Above figure gives a basic idea of the wiring in the car and the overview of their connection with the common ground,
and different switches for each.
1. CHARGING CIRCUIT: it consists of the generator (dynamo or alternator), a regulator. The generator is run by a pulley
and belt arrangement which directly runs from the engine crankshaft. See Chapter 4 for details.
2. STARTING CIRCUIT: it contains the starter motor which attaches to the pinion on starting the engine via a suitable
drive. It rotates the flywheel, hence starting the engine. See Chapter 5 for details.

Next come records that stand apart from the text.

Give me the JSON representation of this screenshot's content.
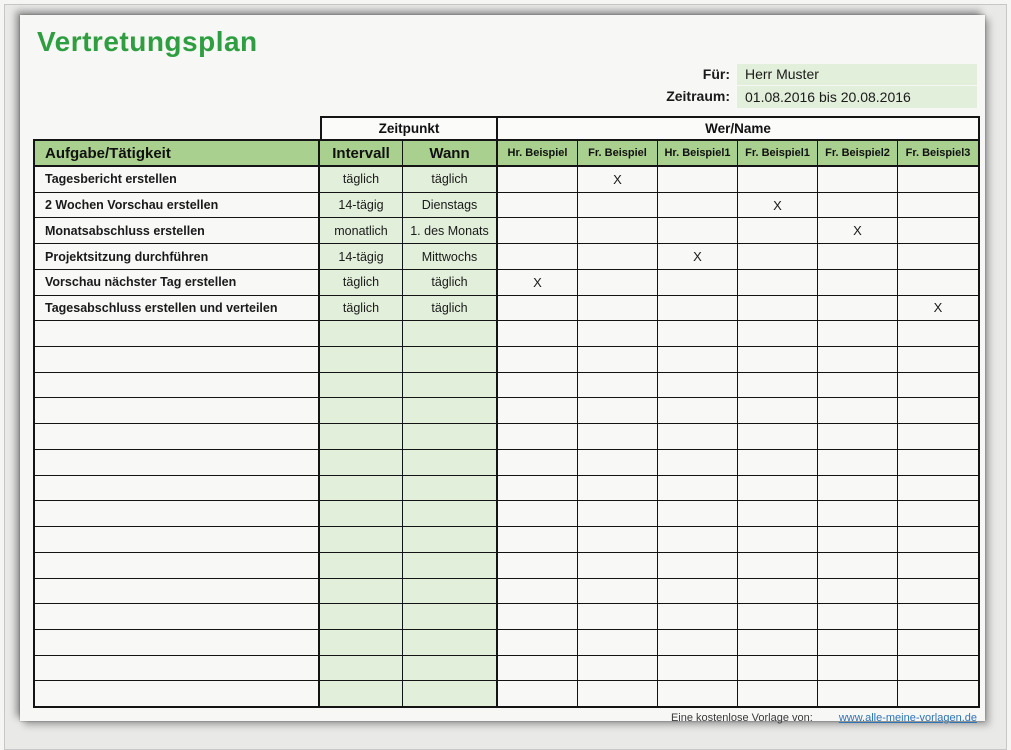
{
  "header": {
    "title": "Vertretungsplan",
    "fuer_label": "Für:",
    "fuer_value": "Herr Muster",
    "zeitraum_label": "Zeitraum:",
    "zeitraum_value": "01.08.2016 bis 20.08.2016"
  },
  "table": {
    "group_headers": {
      "zeitpunkt": "Zeitpunkt",
      "wer_name": "Wer/Name"
    },
    "columns": {
      "aufgabe": "Aufgabe/Tätigkeit",
      "intervall": "Intervall",
      "wann": "Wann",
      "names": [
        "Hr. Beispiel",
        "Fr. Beispiel",
        "Hr. Beispiel1",
        "Fr. Beispiel1",
        "Fr. Beispiel2",
        "Fr. Beispiel3"
      ]
    },
    "mark_char": "X",
    "rows": [
      {
        "aufgabe": "Tagesbericht erstellen",
        "intervall": "täglich",
        "wann": "täglich",
        "marks": [
          0,
          1,
          0,
          0,
          0,
          0
        ]
      },
      {
        "aufgabe": "2 Wochen Vorschau erstellen",
        "intervall": "14-tägig",
        "wann": "Dienstags",
        "marks": [
          0,
          0,
          0,
          1,
          0,
          0
        ]
      },
      {
        "aufgabe": "Monatsabschluss erstellen",
        "intervall": "monatlich",
        "wann": "1. des Monats",
        "marks": [
          0,
          0,
          0,
          0,
          1,
          0
        ]
      },
      {
        "aufgabe": "Projektsitzung durchführen",
        "intervall": "14-tägig",
        "wann": "Mittwochs",
        "marks": [
          0,
          0,
          1,
          0,
          0,
          0
        ]
      },
      {
        "aufgabe": "Vorschau nächster Tag erstellen",
        "intervall": "täglich",
        "wann": "täglich",
        "marks": [
          1,
          0,
          0,
          0,
          0,
          0
        ]
      },
      {
        "aufgabe": "Tagesabschluss erstellen und verteilen",
        "intervall": "täglich",
        "wann": "täglich",
        "marks": [
          0,
          0,
          0,
          0,
          0,
          1
        ]
      }
    ],
    "empty_row_count": 15
  },
  "footer": {
    "credit_label": "Eine kostenlose Vorlage von:",
    "link_text": "www.alle-meine-vorlagen.de"
  },
  "colors": {
    "title_green": "#2f9e41",
    "header_green": "#a9d08e",
    "light_green": "#e2efda",
    "link_blue": "#2e74b5"
  }
}
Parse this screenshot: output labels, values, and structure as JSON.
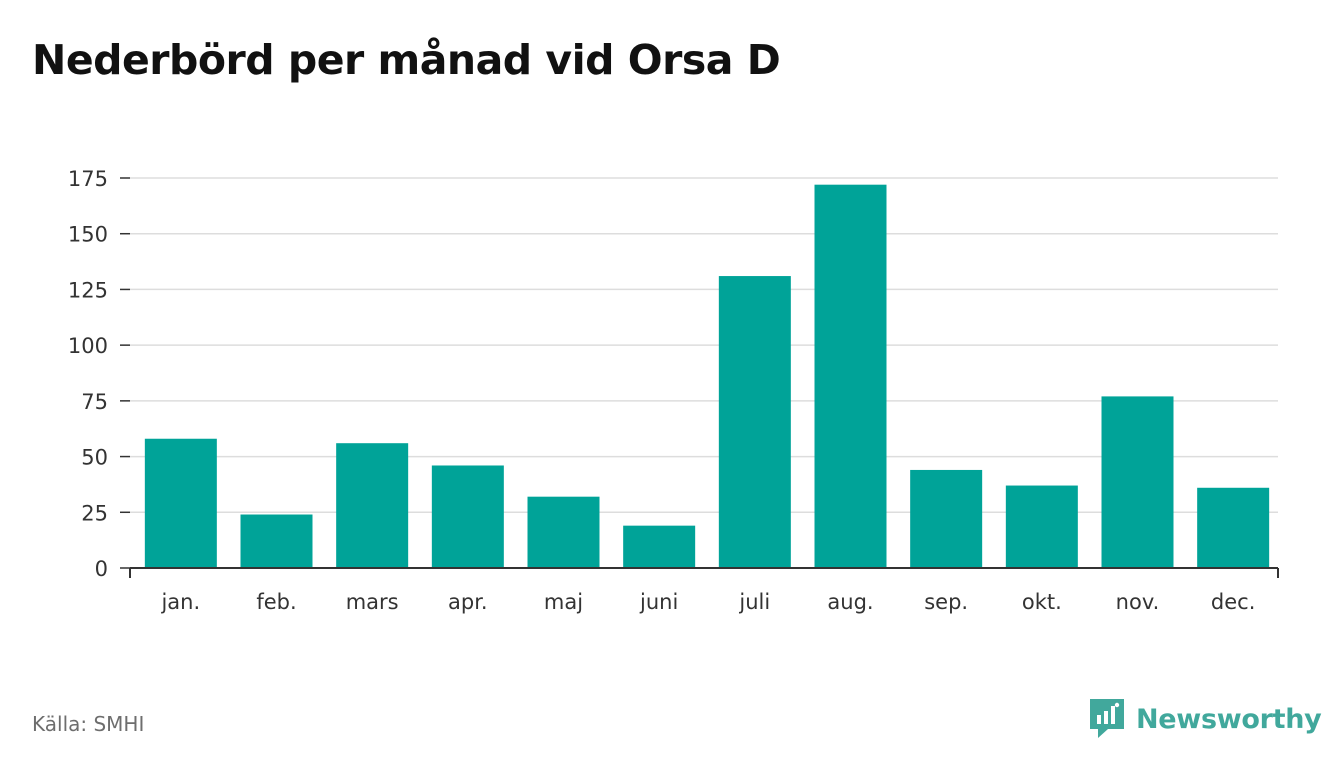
{
  "title": "Nederbörd per månad vid Orsa D",
  "source": "Källa: SMHI",
  "brand": {
    "name": "Newsworthy",
    "icon": "newsworthy-logo-icon",
    "color": "#41a89c"
  },
  "colors": {
    "bar": "#00a398",
    "grid": "#dddddd",
    "axis": "#333333"
  },
  "chart_data": {
    "type": "bar",
    "categories": [
      "jan.",
      "feb.",
      "mars",
      "apr.",
      "maj",
      "juni",
      "juli",
      "aug.",
      "sep.",
      "okt.",
      "nov.",
      "dec."
    ],
    "values": [
      58,
      24,
      56,
      46,
      32,
      19,
      131,
      172,
      44,
      37,
      77,
      36
    ],
    "yticks": [
      0,
      25,
      50,
      75,
      100,
      125,
      150,
      175
    ],
    "ylim": [
      0,
      175
    ],
    "grid": true,
    "legend": "none"
  }
}
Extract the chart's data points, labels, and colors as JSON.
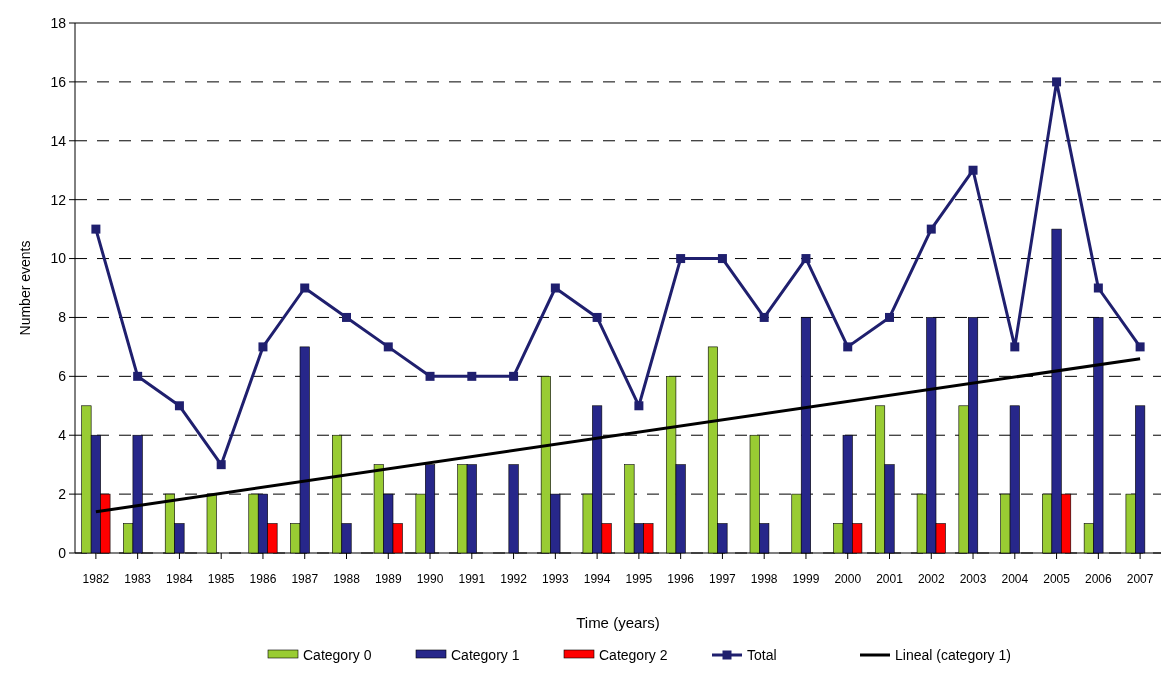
{
  "chart_data": {
    "type": "bar",
    "xlabel": "Time (years)",
    "ylabel": "Number events",
    "x": [
      1982,
      1983,
      1984,
      1985,
      1986,
      1987,
      1988,
      1989,
      1990,
      1991,
      1992,
      1993,
      1994,
      1995,
      1996,
      1997,
      1998,
      1999,
      2000,
      2001,
      2002,
      2003,
      2004,
      2005,
      2006,
      2007
    ],
    "series": [
      {
        "name": "Category 0",
        "color": "#99cc33",
        "values": [
          5,
          1,
          2,
          2,
          2,
          1,
          4,
          3,
          2,
          3,
          0,
          6,
          2,
          3,
          6,
          7,
          4,
          2,
          1,
          5,
          2,
          5,
          2,
          2,
          1,
          2
        ]
      },
      {
        "name": "Category 1",
        "color": "#27278a",
        "values": [
          4,
          4,
          1,
          0,
          2,
          7,
          1,
          2,
          3,
          3,
          3,
          2,
          5,
          1,
          3,
          1,
          1,
          8,
          4,
          3,
          8,
          8,
          5,
          11,
          8,
          5
        ]
      },
      {
        "name": "Category 2",
        "color": "#ff0000",
        "values": [
          2,
          0,
          0,
          0,
          1,
          0,
          0,
          1,
          0,
          0,
          0,
          0,
          1,
          1,
          0,
          0,
          0,
          0,
          1,
          0,
          1,
          0,
          0,
          2,
          0,
          0
        ]
      },
      {
        "name": "Total",
        "type": "line",
        "color": "#1f1f6e",
        "marker": "square",
        "values": [
          11,
          6,
          5,
          3,
          7,
          9,
          8,
          7,
          6,
          6,
          6,
          9,
          8,
          5,
          10,
          10,
          8,
          10,
          7,
          8,
          11,
          13,
          7,
          16,
          9,
          7
        ]
      },
      {
        "name": "Lineal (category 1)",
        "type": "line",
        "color": "#000000",
        "marker": "none",
        "x": [
          1982,
          2007
        ],
        "values": [
          1.4,
          6.6
        ]
      }
    ],
    "xlim": [
      1981.5,
      2007.5
    ],
    "xticks": [
      1982,
      1983,
      1984,
      1985,
      1986,
      1987,
      1988,
      1989,
      1990,
      1991,
      1992,
      1993,
      1994,
      1995,
      1996,
      1997,
      1998,
      1999,
      2000,
      2001,
      2002,
      2003,
      2004,
      2005,
      2006,
      2007
    ],
    "ylim": [
      0,
      18
    ],
    "yticks": [
      0,
      2,
      4,
      6,
      8,
      10,
      12,
      14,
      16,
      18
    ],
    "grid": "y",
    "legend": "bottom"
  }
}
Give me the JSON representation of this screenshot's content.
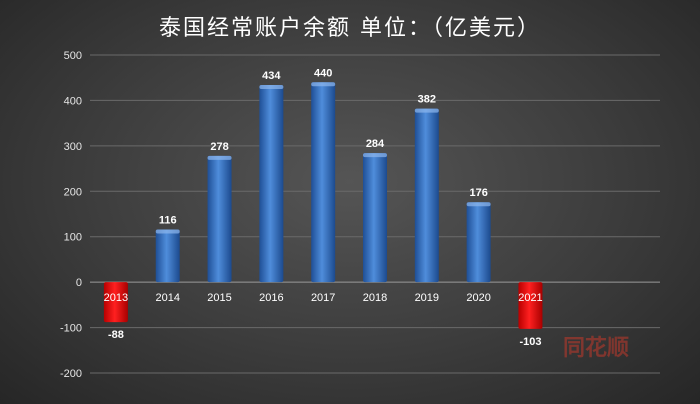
{
  "chart_data": {
    "type": "bar",
    "title": "泰国经常账户余额 单位：（亿美元）",
    "categories": [
      "2013",
      "2014",
      "2015",
      "2016",
      "2017",
      "2018",
      "2019",
      "2020",
      "2021"
    ],
    "values": [
      -88,
      116,
      278,
      434,
      440,
      284,
      382,
      176,
      -103
    ],
    "data_labels": [
      "-88",
      "116",
      "278",
      "434",
      "440",
      "284",
      "382",
      "176",
      "-103"
    ],
    "ylim": [
      -200,
      500
    ],
    "yticks": [
      -200,
      -100,
      0,
      100,
      200,
      300,
      400,
      500
    ],
    "grid": true,
    "legend": "none",
    "colors": {
      "positive": "#3a78c8",
      "negative": "#e00000"
    }
  },
  "watermark": "同花顺"
}
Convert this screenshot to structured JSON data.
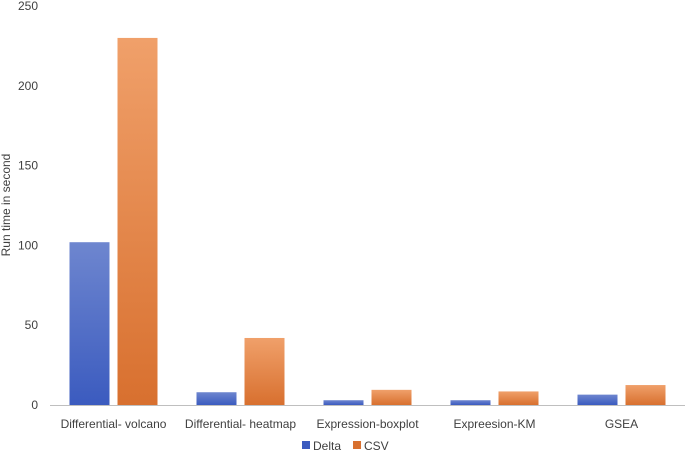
{
  "chart_data": {
    "type": "bar",
    "title": "",
    "xlabel": "",
    "ylabel": "Run time in second",
    "categories": [
      "Differential- volcano",
      "Differential- heatmap",
      "Expression-boxplot",
      "Expreesion-KM",
      "GSEA"
    ],
    "series": [
      {
        "name": "Delta",
        "values": [
          102,
          8,
          3,
          3,
          6.5
        ]
      },
      {
        "name": "CSV",
        "values": [
          230,
          42,
          9.5,
          8.5,
          12.5
        ]
      }
    ],
    "ylim": [
      0,
      250
    ],
    "yticks": [
      0,
      50,
      100,
      150,
      200,
      250
    ],
    "grid": false,
    "legend_position": "bottom",
    "colors": {
      "Delta": {
        "top": "#6e86cf",
        "bottom": "#3b5bbf"
      },
      "CSV": {
        "top": "#f0a06a",
        "bottom": "#d8702f"
      },
      "axis": "#bfbfbf"
    }
  }
}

3. LIGHTING CIRCUIT: Head lamps, Tail lamps, Blinkers, Interior lamps etc are all connected in parallel. It must be noted
that they glow in pairs only. 2 head lamps or 2 tail lamps, 2 brake lamps, or 2 blinker lights (on the same side). These
are connected in series to one switch, however they themselves are parallel for fail safe design. The horn is also
shown in this circuit. See Chapter 10, Chapter 11 for details.
4. IGNITION CIRCUIT: it contains the distributor and the spark plugs. It is only found in SI engines. See chapter 6 for de-
tails.
5. ACCESSORIES: all remaining accessories are put in here, in parallel, with a separate switch for each. See chapter 11
for some of the accessories details.